Il y a quelques semaines, quand la crise sanitaire a commencé à prendre réellement de l’ampleur en Europe, quelques éditorialistes et commentateurs issus de médias écrits et audiovisuels pourtant réputés comme sérieux, avaient largement vanté la politique de santé publique française, mettant en avant le fait qu’un Etat centralisé avait toutes les cartes en mains pour juguler la crise. En parallèle de ces déclarations, ils avaient, à mots à peine couverts, largement critiqué l’Allemagne, arguant qu’un Etat fédéral, du fait justement de cette structuration politico-géographique dispersée, aurait toutes les peines du monde à coordonner les actions de lutte.
Dont acte. Mais où en sommes-nous en cette mi-avril ? Selon les chiffres fournis quotidiennement par les responsables de la santé publique des deux pays, au 17 avril 2020, il y avait 108 847 cas et 17 920 décès dus au coronavirus en France, et 135 843 cas… et 3 890 décès en Allemagne. Soit 4,5 fois moins de morts chez nos voisins d’outre-Rhin. Tiens ?
Loin de nous la tentation, à Pour la Bretagne, de gloser sur cette différenciation morbide. La disparition d’un être cher est toujours un drame, quelque soit le pays. Loin de nous aussi l’idée d’avancer des explications médicales, nous n’en avons pas la légitimité et les compétences. En revanche, nous pouvons peut-être avancer quelques explications d’ordre purement politique. Inutile de revenir sur la nature intrinsèque de l’Etat français, ultra-jacobin, avec des décisions venant d’en haut – en l'occurrence de Paris – valables pour tous, quelque soit l’endroit où il vit, et des pouvoirs très larges, concentrés entre les mains d’un seul homme, le président de la République.
Rien à voir avec l’Allemagne : les 16 Länders (régions) fonctionnent en autonomie dans beaucoup de domaines, notamment dans celui de la santé, dont ils décident et gèrent le budget. Lors de la crise, et en fonction de son avancée, chaque land a ainsi pu choisir le degré de confinement qu’il était nécessaire d’imposer à sa population. Mais, au-delà de cette autonomie de fonctionnement, il peut s’avérer nécessaire de prendre des décisions concernant le pays tout entier : une crise sanitaire telle que celle du coronavirus l’impose de facto. Dans ce cas, le processus décisionnel est collégial, et inclut les présidents des länders. Angela Merkel, la chancelière allemande, est dans l’impossibilité constitutionnelle de prendre seule des décisions (1).
Un chef qui décide politiquement seul et impose des décisions à tous sans aucune différenciation d’un côté, un fonctionnement collégial, mais aussi de terrain, au plus proche des personnes concernées, de l’autre : nous n’avons pas la prétention, à Pour la Bretagne, d’expliquer le delta de mortalité entre la France et l’Allemagne par ces différences d’organisation.
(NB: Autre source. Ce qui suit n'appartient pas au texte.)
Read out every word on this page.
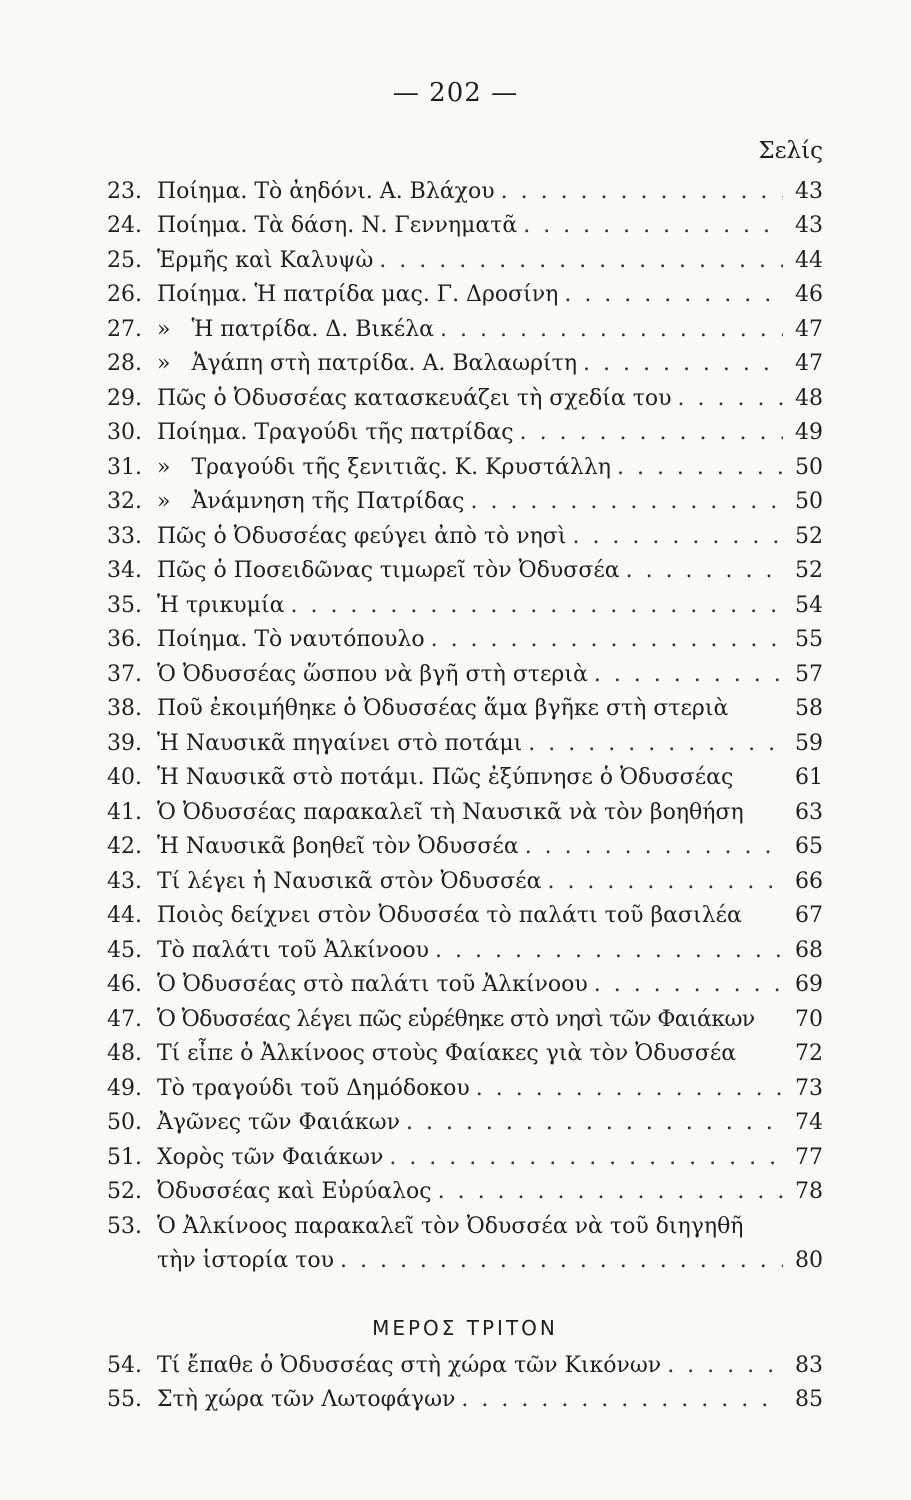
— 202 —
Σελίς
23. Ποίημα. Τὸ ἀηδόνι. Α. Βλάχου . . .	43
24. Ποίημα. Τὰ δάση. Ν. Γεννηματᾶ . . .	43
25. Ἑρμῆς καὶ Καλυψὼ . . .	44
26. Ποίημα. Ἡ πατρίδα μας. Γ. Δροσίνη . . .	46
27. »   Ἡ πατρίδα. Δ. Βικέλα . . .	47
28. »   Ἀγάπη στὴ πατρίδα. Α. Βαλαωρίτη . . .	47
29. Πῶς ὁ Ὀδυσσέας κατασκευάζει τὴ σχεδία του . . .	48
30. Ποίημα. Τραγούδι τῆς πατρίδας . . .	49
31. »   Τραγούδι τῆς ξενιτιᾶς. Κ. Κρυστάλλη . . .	50
32. »   Ἀνάμνηση τῆς Πατρίδας . . .	50
33. Πῶς ὁ Ὀδυσσέας φεύγει ἀπὸ τὸ νησὶ . . .	52
34. Πῶς ὁ Ποσειδῶνας τιμωρεῖ τὸν Ὀδυσσέα . . .	52
35. Ἡ τρικυμία . . .	54
36. Ποίημα. Τὸ ναυτόπουλο . . .	55
37. Ὁ Ὀδυσσέας ὥσπου νὰ βγῆ στὴ στεριὰ . . .	57
38. Ποῦ ἐκοιμήθηκε ὁ Ὀδυσσέας ἅμα βγῆκε στὴ στεριὰ	58
39. Ἡ Ναυσικᾶ πηγαίνει στὸ ποτάμι . . .	59
40. Ἡ Ναυσικᾶ στὸ ποτάμι. Πῶς ἐξύπνησε ὁ Ὀδυσσέας	61
41. Ὁ Ὀδυσσέας παρακαλεῖ τὴ Ναυσικᾶ νὰ τὸν βοηθήση	63
42. Ἡ Ναυσικᾶ βοηθεῖ τὸν Ὀδυσσέα . . .	65
43. Τί λέγει ἡ Ναυσικᾶ στὸν Ὀδυσσέα . . .	66
44. Ποιὸς δείχνει στὸν Ὀδυσσέα τὸ παλάτι τοῦ βασιλέα	67
45. Τὸ παλάτι τοῦ Ἀλκίνοου . . .	68
46. Ὁ Ὀδυσσέας στὸ παλάτι τοῦ Ἀλκίνοου . . .	69
47. Ὁ Ὀδυσσέας λέγει πῶς εὑρέθηκε στὸ νησὶ τῶν Φαιάκων	70
48. Τί εἶπε ὁ Ἀλκίνοος στοὺς Φαίακες γιὰ τὸν Ὀδυσσέα	72
49. Τὸ τραγούδι τοῦ Δημόδοκου . . .	73
50. Ἀγῶνες τῶν Φαιάκων . . .	74
51. Χορὸς τῶν Φαιάκων . . .	77
52. Ὀδυσσέας καὶ Εὐρύαλος . . .	78
53. Ὁ Ἀλκίνοος παρακαλεῖ τὸν Ὀδυσσέα νὰ τοῦ διηγηθῆ
τὴν ἱστορία του . . .	80
ΜΕΡΟΣ ΤΡΙΤΟΝ
54. Τί ἔπαθε ὁ Ὀδυσσέας στὴ χώρα τῶν Κικόνων . . .	83
55. Στὴ χώρα τῶν Λωτοφάγων . . .	85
Mais il serait peut-être intéressant d’y réfléchir.
Monsieur Macron a parlé de « se réinventer », une fois la pandémie passée.
Chiche !
Alors, si, pour commencer, nous prenions modèle sur l’Allemagne, monsieur Macron ?
Michel LE TALLEC
(1) : sauf si l’état d’urgence, instauré par la loi fondamentale de 1968, est instauré.